BillingBench

Gastroenterology Prior Authorization and Denial Guide

Prior authorization requirements for IBD biologics, step-therapy documentation, endoscopic procedure coverage and frequency rules, and appeal frameworks for GI denials, grounded in Aetna CPBs, UHC Coverage Determination Guidelines, Cigna Medical Coverage Policies, ASGE and ACG clinical guidelines, and USPSTF colorectal cancer screening recommendations.

Colonoscopy billing: colonoscopies performed for colorectal cancer screening under USPSTF guidelines are covered as preventive services without cost-sharing under the ACA for in-network providers. Diagnostic colonoscopies (with a known indication such as rectal bleeding or prior polyp history) are covered as diagnostic services and are subject to cost-sharing. The ACA requires that when a screening colonoscopy is converted to a diagnostic procedure (polyp removed, biopsy taken), the preventive service cost-sharing protection continues — several major payers have been required to update their billing practices on this issue under the ACA and HRSA guidance.
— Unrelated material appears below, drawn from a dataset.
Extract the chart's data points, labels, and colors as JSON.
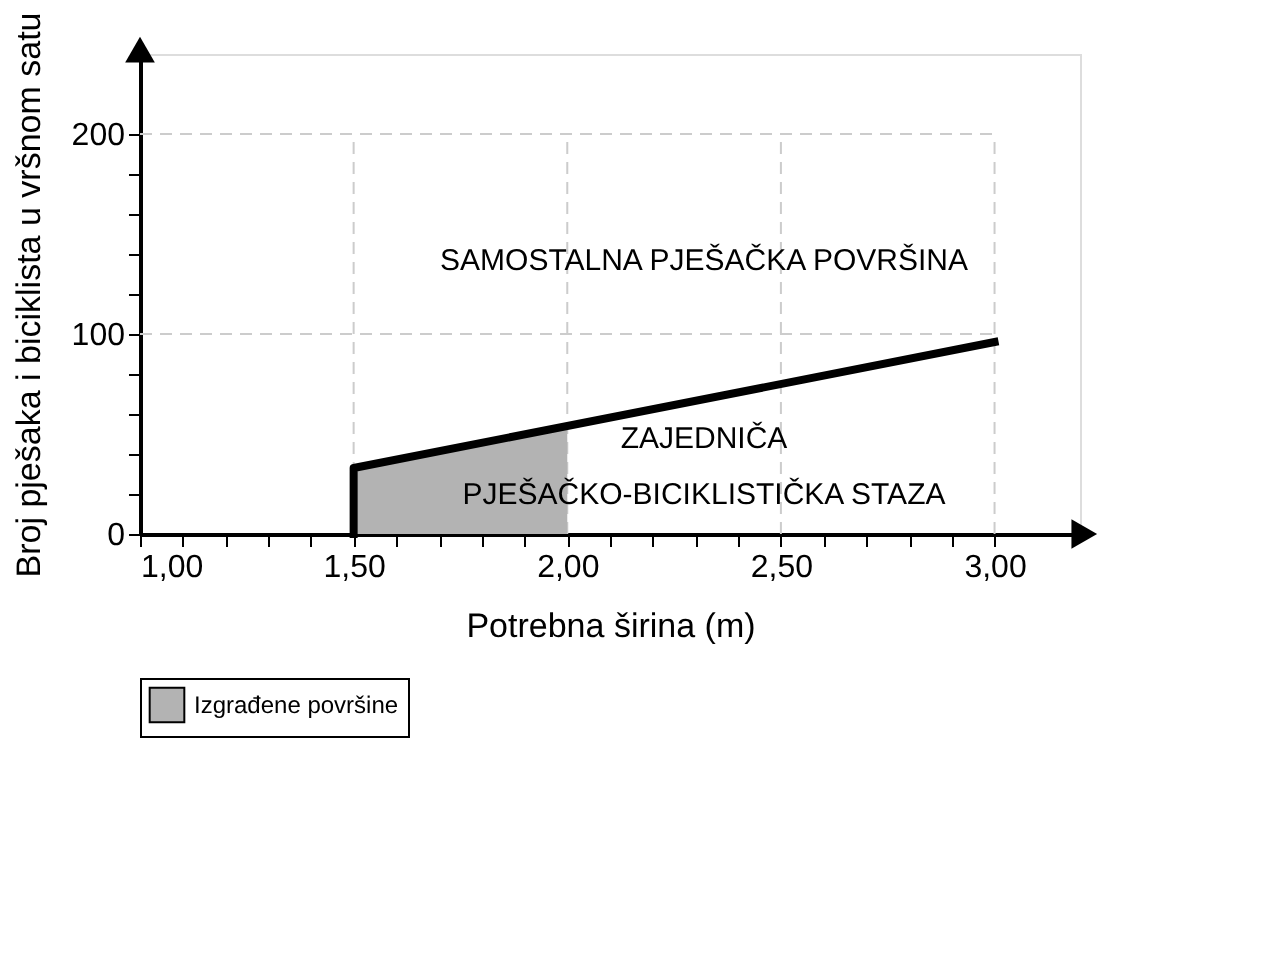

EGD frequency rules apply at most payers: repeat upper endoscopy within 12 months requires documentation of a new indication.

IBD biologic therapy: adalimumab, infliximab, ustekinumab, vedolizumab, and risankizumab all require prior authorization for Crohn's disease and ulcerative colitis indications. Step therapy is required by most commercial payers — documentation of failure of conventional therapy (5-ASA for UC, immunomodulator for CD) prior to biologic initiation. Concomitant immunomodulator use requirements vary by agent and payer. Capsule endoscopy (CPT 91110) requires documentation of obscure GI bleeding or abnormal small bowel imaging — coverage for celiac disease follow-up varies by payer.